Before she made it big, Pat Benatar played in cover bands for little or no money in and around Richmond, Virginia, where she lived with her first husband. She told us that it wasn’t until she went back to her native New York that things began to fall into place for her: “When I moved back to New York, I did the showcase circuit and hooked up with a lot of songwriters, and I think that was probably the turning point there. Because once you start doing original material and you stop doing cover songs, you find your own voice, your own identity, that kind of thing.”
Rage Against The Machine guitarist Tom Morello told us that his main motivation for playing is to try and change the direction of the country: “I need to add my voice and what I do best, which is play guitar, you know. I need to be another link in the chain to start turning this thing around. Y’know, as the great historian Howard Zinn says, you can’t be neutral on a moving train, and this train’s moving in the wrong direction. And it’s not time to be sitting in the dining car sipping martinis, it’s time to be mugging the conductor.”
Co-founding MC5 guitarist Wayne Kramer told us that breaking boundaries, defining its time, and hipping their community to the world around them was the backbone of Detroit’s greatest band: “I think the band was, was part of a unique cultural moment, y’know, when all these currents hit together — y’know, Motown, and James Brown, and John Coltrane, and the Black Panther Party, and war in Vietnam, and marijuana, and the hippie, anti-war movement. And the MC5 was really part of all of everything that was going on, which, y’know, doesn’t happen much these days.”
Carly Simon has said that her stage fright springs from her childhood stuttering. Ironically, it was singing that helped her overcome the speech impediment. She says that she can’t imagine a life without music: “I can’t live without music. It’s my main way of expressing myself. And it sounds high-falutin’ to say that but I really mean that. Even as a child I would sing most of what I wanted to say. I had a terrible stammer. I couldn’t really speak until I was 16. I couldn’t speak at all fluently and so my mother would always say, ‘Just go ahead and sing it’ — because I didn’t stammer when I sang.”
Not too long ago, Eminem discussed how fame had left him with a lack of privacy: “Yeah, it gets a little agitating at times, I mean, but, I don’t know, you gotta take the good with the bad, the plusses with the minuses, the positive with the negative, y’know? It’s a drag sometimes, but, whatever. I just deal with it.”

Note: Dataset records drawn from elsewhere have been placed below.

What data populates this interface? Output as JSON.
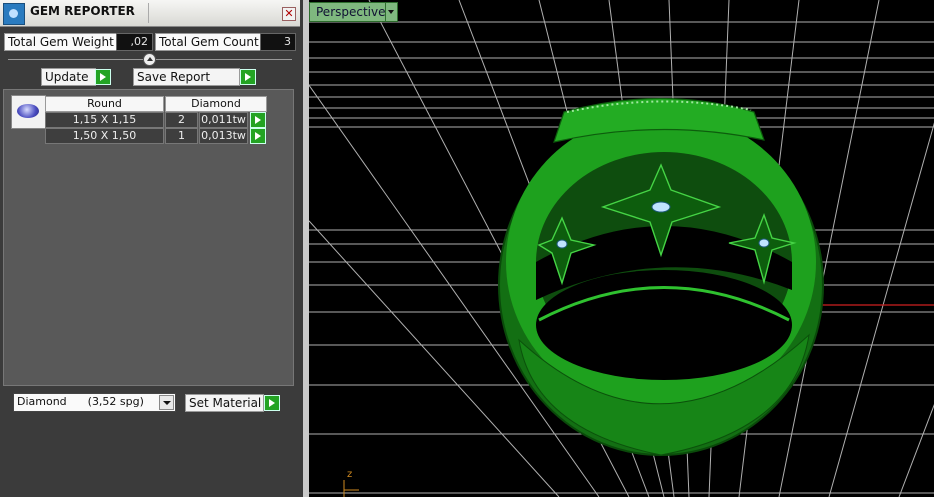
{
  "panel": {
    "title": "GEM REPORTER",
    "close_symbol": "✕",
    "total_weight_label": "Total Gem Weight",
    "total_weight_value": ",02",
    "total_count_label": "Total Gem Count",
    "total_count_value": "3",
    "update_label": "Update",
    "save_report_label": "Save Report",
    "table": {
      "headers": [
        "Round",
        "Diamond"
      ],
      "rows": [
        {
          "size": "1,15 X 1,15",
          "count": "2",
          "weight": "0,011tw"
        },
        {
          "size": "1,50 X 1,50",
          "count": "1",
          "weight": "0,013tw"
        }
      ]
    },
    "material_select": "Diamond      (3,52 spg)",
    "set_material_label": "Set Material"
  },
  "viewport": {
    "view_label": "Perspective",
    "axis_label": "z",
    "ring_color": "#1a8f1a",
    "grid_color": "#cfcfcf"
  }
}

Dionne Warwick told us why she feels it’s still important to keep recording and staying active in the studio: “The audience that has now grown up with me now have children who are having children, and I want them to know who Dionne Warwick is, and that I can be a part of their CD collection now, as they’re called, instead of records. Remember vinyl? I loved it. But, y’know, they can now say, ‘Yeah,’ y’know, ‘I know who she is, and I like her stuff, too.'”
Lionel Richie told us that his simple secret for success was keeping his pulse on what was happening in new music and never stop learning from his peers: “How did I get in this business in the first place? I was a little kid over in the corner watching Marvin Gaye record, watching Stevie Wonder record. And the word is called. . . I was learning. My overall philosophy is, the day you ever decide that you know it all is the day you’re out of the business. I love the idea of, yes, I’m Lionel Richie, I’m established as Lionel Richie, but what’s happening around me?”
The Eurythmics’ Dave Stewart recently shed light on his long and successful relationship with Annie Lennox: “Whenever we’re together, we realize that as soon as we stand next to each other, people’s eyes pop wide — ‘Oh! It’s Eurythmics!’ But when we’re apart, we can be, like, separate individuals. So we know the perspective is, we know if we’re together something’s gonna happen — but that’s not always what we want to happen, y’know?”